I need times and places where I can be alone and silent – spaces of ‘being’ to balance all the ‘doing’ in my life.  I long for the sea at these times, and go when I can – the wild, rough coastlines of North Wales. On one of these journeys I was introduced to Verena Schiller and her book, A Simplified Life[1], recounting her twenty-five years as a hermit in a small cottage at the tip of the Llyn Penninsula. That was nine years ago. I took the book off the shelf again the other day to see what wisdom it may offer during this time as a COVID-19 hermit.

In everyone there is a solitary centre and a silent place that longs for attention.
— Verena Schiller: A Simplified Life page: viii

Our society is structured in such a way that it is often hard to give adequate space to such longing or to take the journey it invites us on.

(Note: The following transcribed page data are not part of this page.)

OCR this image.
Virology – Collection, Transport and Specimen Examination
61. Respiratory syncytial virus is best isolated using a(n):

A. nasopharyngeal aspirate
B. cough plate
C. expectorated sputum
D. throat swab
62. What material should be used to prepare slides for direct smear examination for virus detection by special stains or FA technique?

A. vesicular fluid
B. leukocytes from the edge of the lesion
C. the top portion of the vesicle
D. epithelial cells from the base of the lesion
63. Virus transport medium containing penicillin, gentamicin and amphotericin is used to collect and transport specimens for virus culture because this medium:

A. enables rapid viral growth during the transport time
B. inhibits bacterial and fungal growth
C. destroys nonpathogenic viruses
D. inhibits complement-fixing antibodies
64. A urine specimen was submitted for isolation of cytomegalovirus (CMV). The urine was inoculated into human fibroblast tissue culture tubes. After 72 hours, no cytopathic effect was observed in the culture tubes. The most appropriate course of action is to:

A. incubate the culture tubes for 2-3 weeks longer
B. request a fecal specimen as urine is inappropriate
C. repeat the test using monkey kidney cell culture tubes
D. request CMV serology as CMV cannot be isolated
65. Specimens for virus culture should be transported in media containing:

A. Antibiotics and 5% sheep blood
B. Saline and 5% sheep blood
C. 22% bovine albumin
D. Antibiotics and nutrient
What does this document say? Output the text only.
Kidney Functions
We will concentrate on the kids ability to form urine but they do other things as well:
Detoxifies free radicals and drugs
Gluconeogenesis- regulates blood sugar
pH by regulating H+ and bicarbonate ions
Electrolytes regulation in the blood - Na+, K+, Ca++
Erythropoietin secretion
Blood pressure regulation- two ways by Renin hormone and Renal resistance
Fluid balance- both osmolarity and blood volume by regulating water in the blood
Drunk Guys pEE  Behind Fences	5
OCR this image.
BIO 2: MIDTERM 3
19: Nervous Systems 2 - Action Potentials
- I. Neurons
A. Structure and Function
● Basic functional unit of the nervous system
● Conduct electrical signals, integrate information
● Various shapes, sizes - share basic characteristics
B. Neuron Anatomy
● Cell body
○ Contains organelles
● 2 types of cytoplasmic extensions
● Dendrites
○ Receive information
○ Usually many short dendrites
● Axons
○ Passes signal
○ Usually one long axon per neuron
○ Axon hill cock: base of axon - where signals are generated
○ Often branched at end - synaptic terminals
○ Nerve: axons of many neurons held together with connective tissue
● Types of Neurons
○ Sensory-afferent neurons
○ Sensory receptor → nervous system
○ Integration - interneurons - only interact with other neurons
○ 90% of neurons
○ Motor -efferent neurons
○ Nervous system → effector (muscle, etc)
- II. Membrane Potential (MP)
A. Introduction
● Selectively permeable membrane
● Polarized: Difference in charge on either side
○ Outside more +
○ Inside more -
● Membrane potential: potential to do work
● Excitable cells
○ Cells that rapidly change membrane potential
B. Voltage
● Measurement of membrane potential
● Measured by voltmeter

For most of us a journey involves travelling from place to place or country to country, for our work, for a holiday, or for whatever other reason takes us away from home.  We enjoy exploring new landscapes or the culture of another land and people.  The journey of a hermit stands in sharp contrast to this.  Her travelling is not through an outer landscape but is an exploration of an inner landscape, that solitary place that lies within us all, known only to us; an inner space that no one else can fully share or claim to understand however close they may be to us.
— page: xiv

Those of us who are not key workers, who are being asked to stay at home on furlough during this crisis or who are unable to work from home are experiencing an enforced pause.  This pause may not mean an end to responsibility – there may still be children to look after or anxiety about money – nevertheless, it offers us an opportunity to explore that place of solitude in each of us, so often neglected in our normal lives.

We may fantasise during periods of busyness, of what it would be like to have space with nothing to do, but in reality, such space can be scary, provoking a lot of anxiety.  For as Schiller writes:

As distractions, conversations with others and a multiplicity of demands in her life begin to fall away she soon comes face to face with herself and the deeper questions intrinsic to our universe.
— page: xvi 

A lot of the busyness in our lives and in our society is, I would suggest, a defence against this face to face meeting. Another way we protect ourselves from such a meeting is by throwing ourselves into the task of helping others. 

Ours is a society so focused on the very real distress of many that ways of helping or of problem-solving have almost overtaken the way that we see life, so that we concentrate more on our woundedness than on the wonder of life in itself, let alone on the real contentment which we surely feel at times.
— page: xix

The task of the hermit can perhaps be best described as simply being present; of slowing life down, and narrowing its physical circumference, in order to bring a quality of presence to every moment and every task. The world, in its moment by moment unfolding, then becomes an endless invitation to participate in the dance of divine revelation found even in the smallest and seemingly most insignificant happening. 

Perhaps, during these days of enforced pause, we too may accept this invitation to presence, giving ourselves space to notice what may otherwise pass us by in our normally busy lives.

[1] Schiller, Verena (2010) A Simplified Life.  London: Canterbury Press.